Figure 1. The intracellular C-terminus is not required for Sema4D to regulate GABAergic synapse formation.

(a) Diagram illustrating the epitope-tagged Sema4D and CD4 deletion and chimeric constructs used throughout this study. The myc epitope was inserted at the N-terminus while the FLAG epitope was inserted at the C-terminus of the peptides. The putative cleavage site between the Ig domain and transmembrane domain of Sema4D (Elhabazi et al 2001) is indicated by arrow.

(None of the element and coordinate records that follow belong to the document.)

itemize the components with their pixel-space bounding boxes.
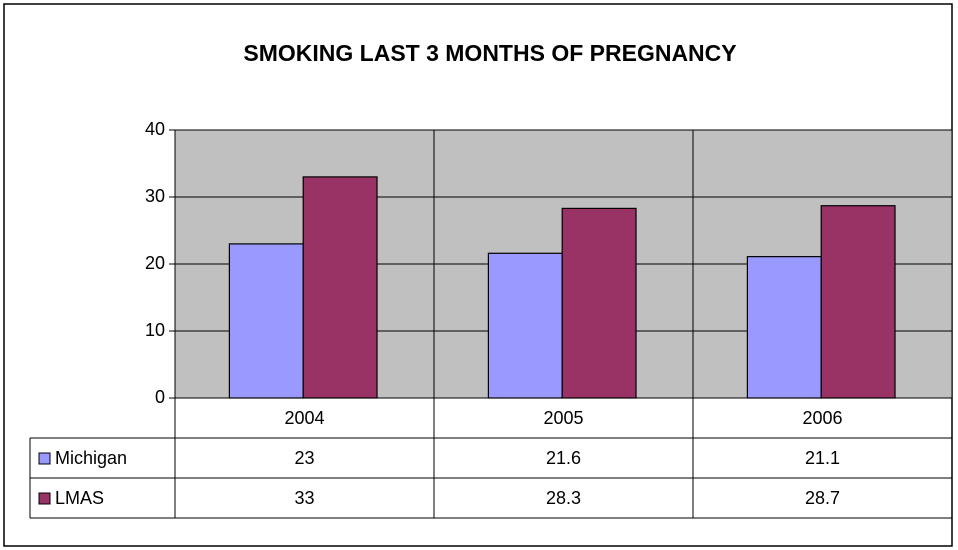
legend-label: LMAS bbox=[55, 488, 104, 508]
legend-swatch bbox=[38, 452, 51, 465]
table-value: 28.3 bbox=[546, 488, 581, 508]
y-tick-label: 10 bbox=[145, 320, 165, 340]
bar bbox=[487, 252, 563, 399]
bar bbox=[561, 207, 637, 399]
x-tick-label: 2006 bbox=[802, 408, 842, 428]
x-tick-label: 2004 bbox=[284, 408, 324, 428]
legend-swatch bbox=[38, 492, 51, 505]
y-tick-label: 40 bbox=[145, 119, 165, 139]
table-value: 28.7 bbox=[805, 488, 840, 508]
y-tick-label: 0 bbox=[155, 387, 165, 407]
table-value: 21.6 bbox=[546, 448, 581, 468]
bar bbox=[302, 176, 378, 399]
legend-label: Michigan bbox=[55, 448, 127, 468]
y-tick-label: 30 bbox=[145, 186, 165, 206]
table-value: 33 bbox=[294, 488, 314, 508]
y-tick-label: 20 bbox=[145, 253, 165, 273]
table-value: 23 bbox=[294, 448, 314, 468]
table-value: 21.1 bbox=[805, 448, 840, 468]
bar bbox=[746, 256, 822, 399]
x-tick-label: 2005 bbox=[543, 408, 583, 428]
chart-title: SMOKING LAST 3 MONTHS OF PREGNANCY bbox=[243, 40, 736, 66]
bar bbox=[820, 205, 896, 399]
bar bbox=[228, 243, 304, 399]
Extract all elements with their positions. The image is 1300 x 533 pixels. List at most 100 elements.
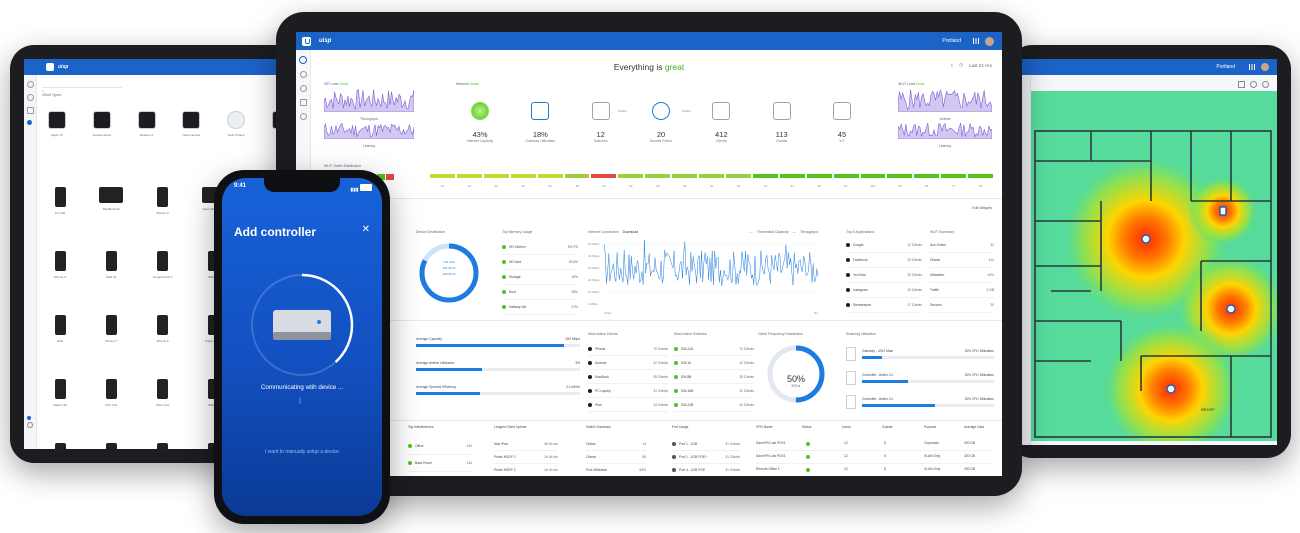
nav-icon-3[interactable]	[27, 107, 34, 114]
list-row[interactable]: MacBook 35 Clients	[588, 370, 668, 384]
network-stat[interactable]: 412 Clients	[697, 102, 745, 143]
layers-icon[interactable]	[1262, 81, 1269, 88]
heatmap[interactable]: RECEP	[1031, 91, 1277, 441]
ap-icon[interactable]	[1226, 304, 1236, 314]
map-icon[interactable]	[300, 113, 307, 120]
list-row[interactable]: SW-16B 31 Clients	[674, 384, 754, 398]
list-row[interactable]: Storage 18%	[502, 270, 578, 285]
nav-icon-active[interactable]	[27, 120, 32, 125]
time-range[interactable]: ⌕ ◷ Last 24 Hrs	[951, 62, 992, 68]
ubiquiti-logo-icon[interactable]	[302, 36, 311, 46]
list-row[interactable]: iPad 24 Clients	[588, 398, 668, 412]
device-tile[interactable]: iPhone 7	[93, 315, 129, 379]
apps-grid-icon[interactable]	[973, 38, 979, 44]
device-tile[interactable]: HTC U11	[93, 379, 129, 443]
home-icon[interactable]	[1238, 81, 1245, 88]
dashboard-icon[interactable]	[299, 56, 307, 64]
list-row[interactable]: Online 14	[586, 438, 646, 451]
device-tile[interactable]: LG V30	[42, 187, 78, 251]
device-tile[interactable]: Galaxy S9	[42, 379, 78, 443]
list-row[interactable]: Traffic 3 GB	[930, 283, 994, 298]
stats-icon[interactable]	[300, 99, 307, 106]
list-row[interactable]: Port 4 - 1GB POE 31 Clients	[672, 464, 740, 476]
list-row[interactable]: Instagram 19 Clients	[846, 283, 922, 298]
ap-icon[interactable]	[1219, 206, 1227, 216]
avatar[interactable]	[985, 36, 994, 46]
vpn-row[interactable]: SanrVPN Lab PDX1 12 5 Corporate 320 GB	[756, 438, 994, 451]
network-stat[interactable]: 18% Gateway Utilization	[516, 102, 564, 143]
list-row[interactable]: Pixels HSDP 2 2d 4h 4m	[494, 451, 558, 464]
search-input[interactable]: ⌕	[42, 79, 122, 93]
list-row[interactable]: Office 144	[408, 438, 472, 455]
device-tile[interactable]: iPhone 8	[196, 379, 232, 443]
device-tile[interactable]: Polycom VVX	[196, 315, 232, 379]
list-row[interactable]: SW-24B 24 Clients	[674, 398, 754, 412]
refresh-icon[interactable]	[1250, 81, 1257, 88]
device-tile[interactable]	[42, 443, 78, 449]
device-tile[interactable]	[196, 443, 232, 449]
device-tile[interactable]: MacBook Air	[93, 187, 129, 251]
clients-icon[interactable]	[300, 85, 307, 92]
list-row[interactable]: Port Utilization 54%	[586, 464, 646, 476]
list-row[interactable]: HD Acre 25.6%	[502, 255, 578, 270]
list-row[interactable]: Hallway Wir 21%	[502, 300, 578, 315]
device-tile[interactable]: Ecobee 3	[132, 111, 162, 137]
vpn-row[interactable]: SanrVPN Lab PDX1 12 5 VLAN Only 320 GB	[756, 451, 994, 464]
list-row[interactable]: Port 1 - 1GB 31 Clients	[672, 438, 740, 451]
ap-icon[interactable]	[1141, 234, 1151, 244]
list-row[interactable]: Clients 412	[930, 253, 994, 268]
device-tile[interactable]: iPhone X	[42, 251, 78, 315]
device-tile[interactable]: Amazon Echo	[87, 111, 117, 137]
apps-grid-icon[interactable]	[1249, 64, 1255, 70]
device-tile[interactable]: Nest Camera	[176, 111, 206, 137]
network-stat[interactable]: 45 IoT	[818, 102, 866, 143]
list-row[interactable]: iPhone 70 Clients	[588, 342, 668, 356]
list-row[interactable]: Facebook 20 Clients	[846, 253, 922, 268]
device-tile[interactable]: iPad	[42, 315, 78, 379]
device-tile[interactable]: Nest Protect	[221, 111, 251, 137]
list-row[interactable]: Ave Online 32	[930, 238, 994, 253]
device-tile[interactable]: iPhone 6	[145, 315, 181, 379]
device-tile[interactable]: Google Pixel 2	[145, 251, 181, 315]
list-row[interactable]: SW-24A 70 Clients	[674, 342, 754, 356]
list-row[interactable]: Android 42 Clients	[588, 356, 668, 370]
search-icon[interactable]: ⌕	[950, 62, 954, 68]
manual-setup-link[interactable]: I want to manually setup a device	[265, 449, 339, 455]
device-tile[interactable]	[145, 443, 181, 449]
network-stat[interactable]: 113 Guests	[758, 102, 806, 143]
nav-icon-2[interactable]	[27, 94, 34, 101]
network-stat[interactable]: 43% Internet Capacity	[456, 102, 504, 143]
list-row[interactable]: Mac iPad 3d 4h 4m	[494, 438, 558, 451]
list-row[interactable]: Port 1 - 1GB POE+ 31 Clients	[672, 451, 740, 464]
list-row[interactable]: SW-8B 35 Clients	[674, 370, 754, 384]
network-stat[interactable]: 12 Switches	[577, 102, 625, 143]
device-tile[interactable]	[93, 443, 129, 449]
list-row[interactable]: HD Kitchen 5% PS	[502, 240, 578, 255]
list-row[interactable]: Pixels HSDP 2 2d 4h 4m	[494, 464, 558, 476]
range-select[interactable]: Last 24 Hrs	[968, 62, 992, 68]
vpn-row[interactable]: Remote Office 1 12 5 VLAN Only 320 GB	[756, 464, 994, 476]
device-tile[interactable]: iPhone 8	[196, 251, 232, 315]
list-row[interactable]: Clients 85	[586, 451, 646, 464]
devices-icon[interactable]	[300, 71, 307, 78]
mode-select[interactable]: Download	[622, 230, 639, 234]
nav-icon-1[interactable]	[27, 81, 34, 88]
close-icon[interactable]: ✕	[361, 224, 370, 235]
ap-icon[interactable]	[1166, 384, 1176, 394]
list-row[interactable]: PC Laptop 31 Clients	[588, 384, 668, 398]
list-row[interactable]: Devices 20	[930, 298, 994, 313]
list-row[interactable]: Roof 28%	[502, 285, 578, 300]
settings-icon[interactable]	[27, 422, 33, 428]
list-row[interactable]: Google 12 Clients	[846, 238, 922, 253]
device-tile[interactable]: iPad Air	[93, 251, 129, 315]
network-stat[interactable]: 20 Access Points	[637, 102, 685, 143]
list-row[interactable]: Steamreport 17 Clients	[846, 298, 922, 313]
notification-icon[interactable]	[27, 416, 31, 420]
list-row[interactable]: YouTube 20 Clients	[846, 268, 922, 283]
device-tile[interactable]: iPhone X	[145, 187, 181, 251]
list-row[interactable]: Utilization 44%	[930, 268, 994, 283]
avatar[interactable]	[1261, 63, 1269, 71]
edit-widgets-button[interactable]: Edit Widgets	[972, 206, 992, 210]
list-row[interactable]: SW-16 42 Clients	[674, 356, 754, 370]
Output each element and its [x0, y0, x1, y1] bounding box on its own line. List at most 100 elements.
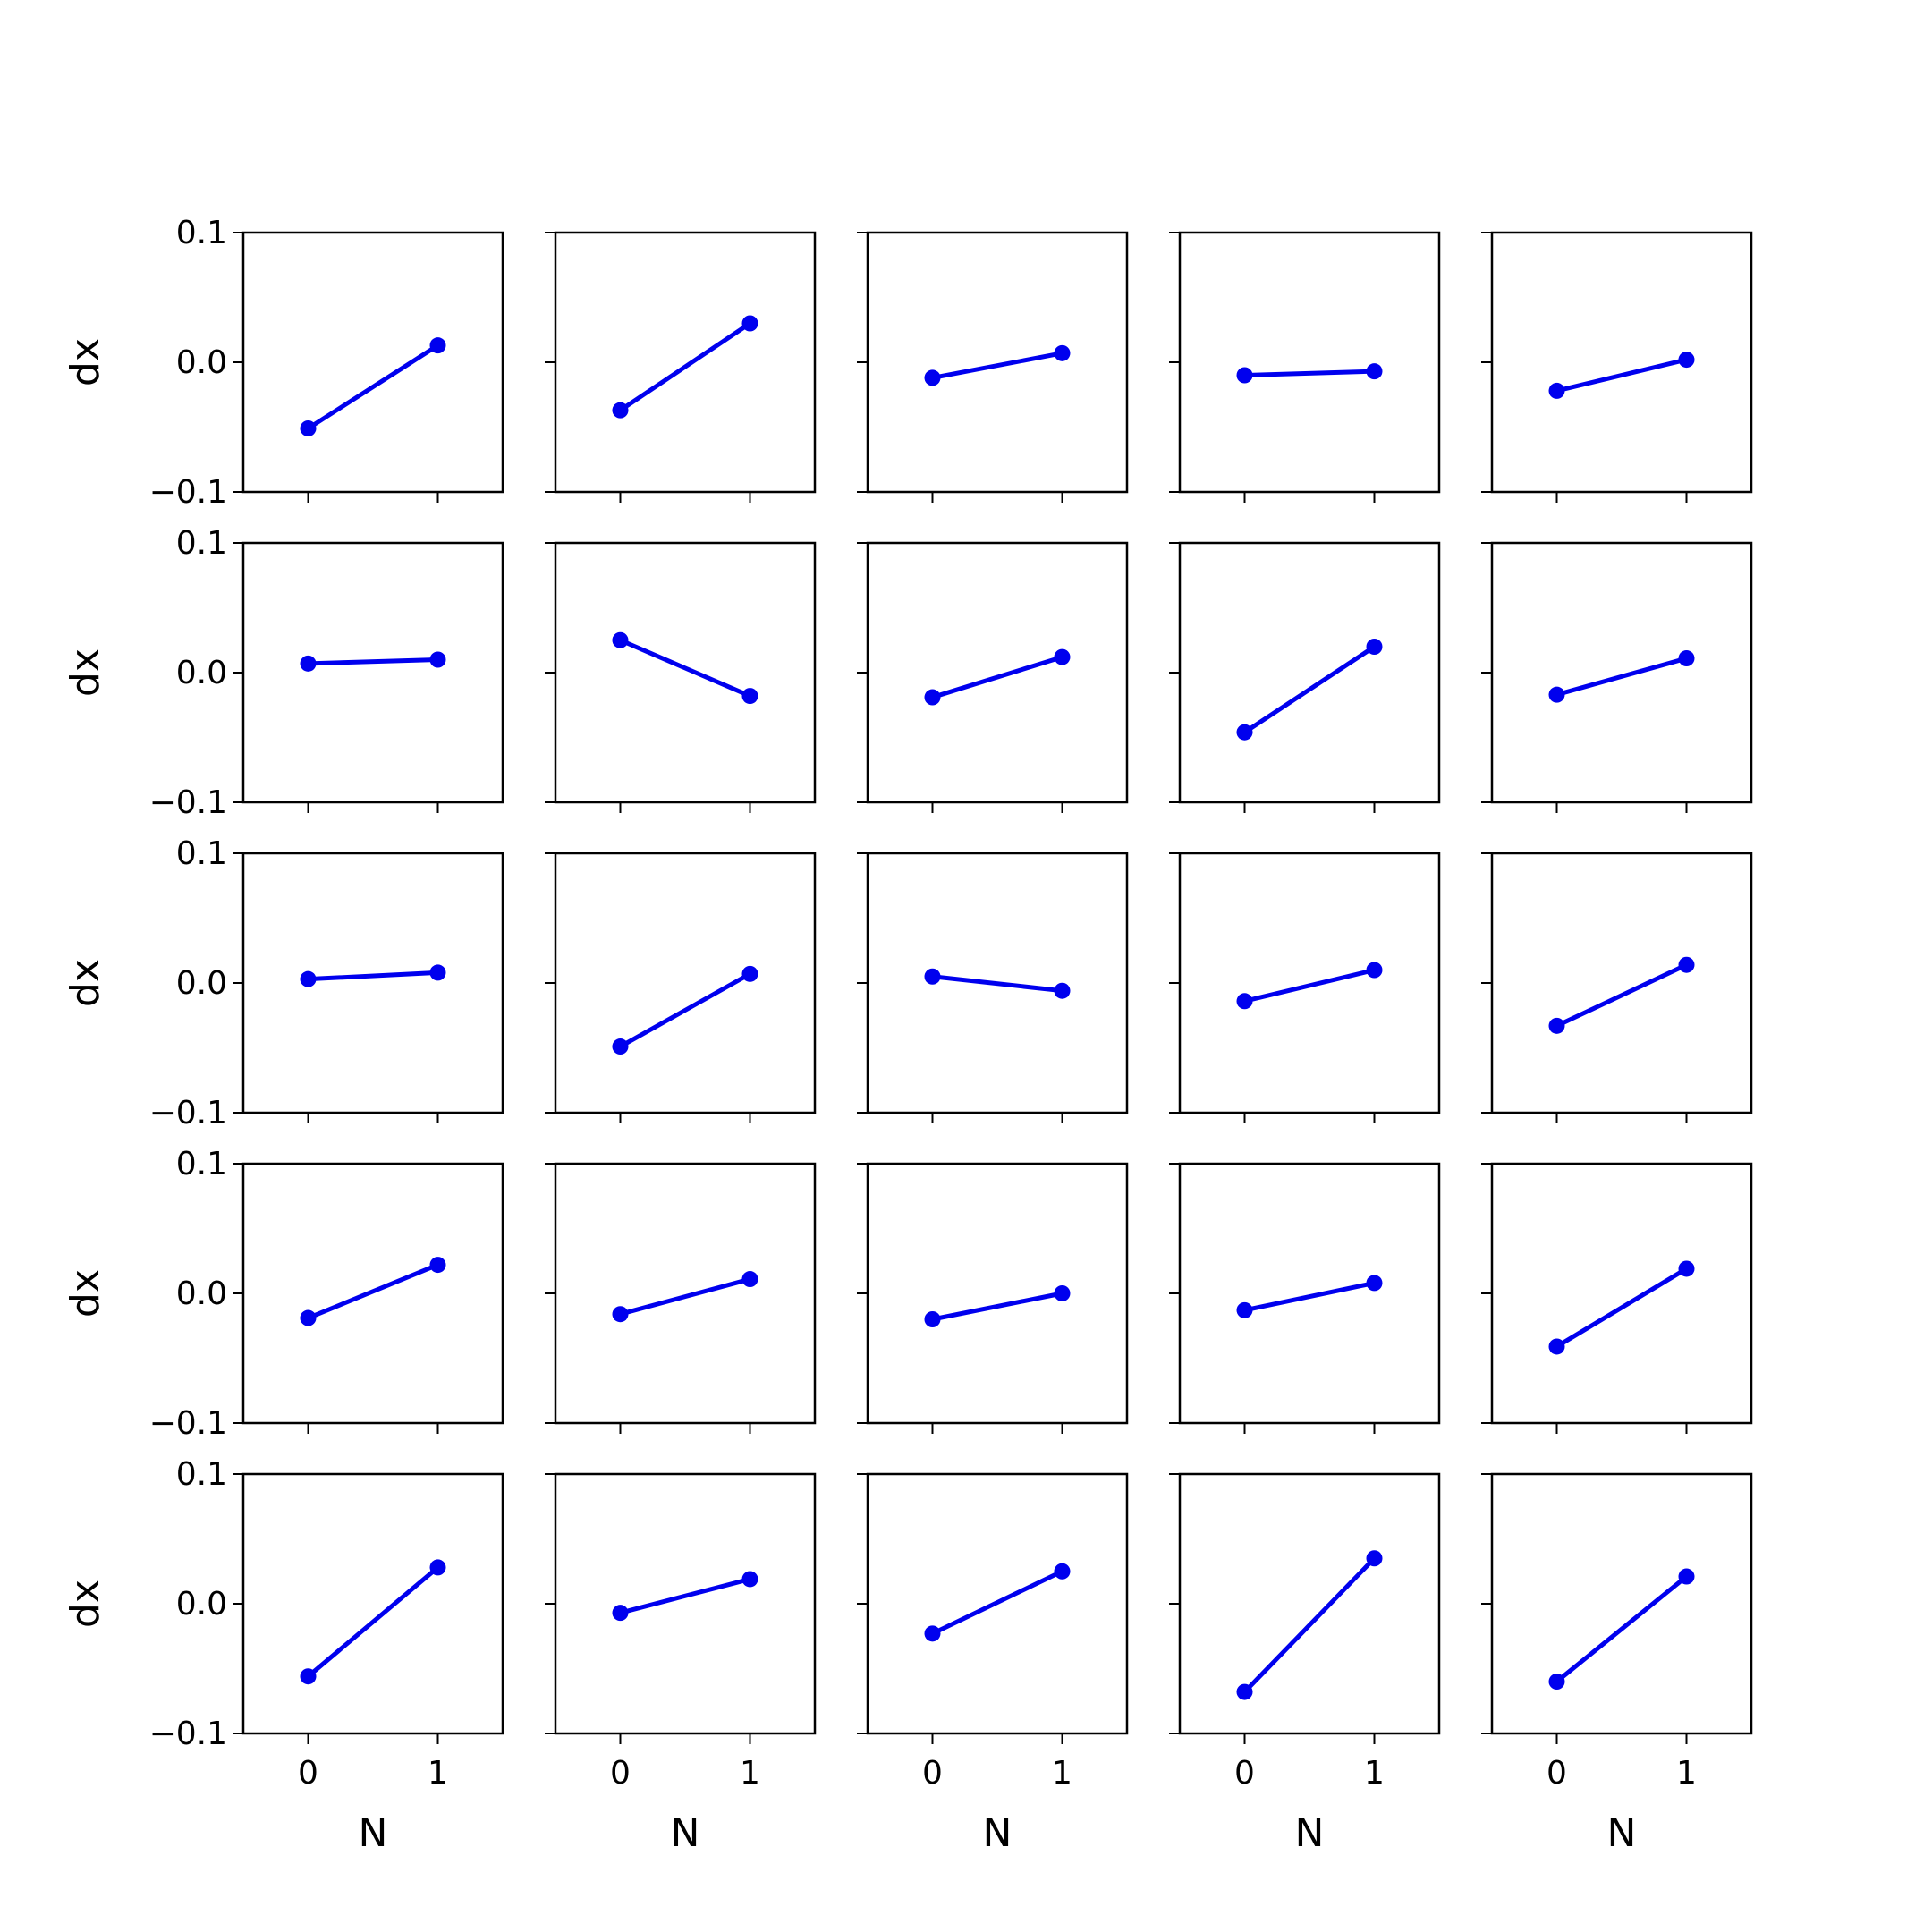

(b) Quantification of inhibitory GABAergic synapse density at DIV14 as defined by overlapping GAD65/GABARγ2 puncta onto hippocampal neurons transfected with either an empty vector (“Control,” n= 47 neurons), an shRNA targeting Sema4D (“RNAi,” n= 35 neurons), overexpression of a myc tagged Sema4D RNAi resistant cDNA alone (“myc-Sema4D OE,” n=42 neurons), overexpression of a myc-tagged Sema4DΔC RNAi resistant cDNA alone (“myc-Sema4DΔC OE,” n=23 neurons), co-transfection of a the myc-Sema4D RNAi resistant cDNA along with an shRNA targeting Sema4D (“myc-Sema4D Rescue,” n= 43 neurons), or co-transfection of the myc-Sema4DΔC RNAi resistant cDNA along with an shRNA targeting Sema4D (“myc-Sema4DΔC Rescue,” n=31 neurons). Asterisk indicates p<0.05 using a univariate ANOVA compared to rescue conditions and control. Other pertinent p values include: p=0.665 control vs. myc-Sema4D rescue and p=0.244 control vs. myc-Sema4DΔC Rescue. Error bars denote standard error (SEM).

(c) (Left) Immunostaining against GAD65 (red) and GABARγ2 (blue) proteins on a stretch of GFP-positive dendrite from a representative neuron transfected with the constructs indicated on far right; overlapping puncta onto the transfected neuron appear white. (Right) GAD65 and GABARγ2 immunostaining in the absence of the GFP signal; overlapping puncta appear magenta. Scale bar =5um.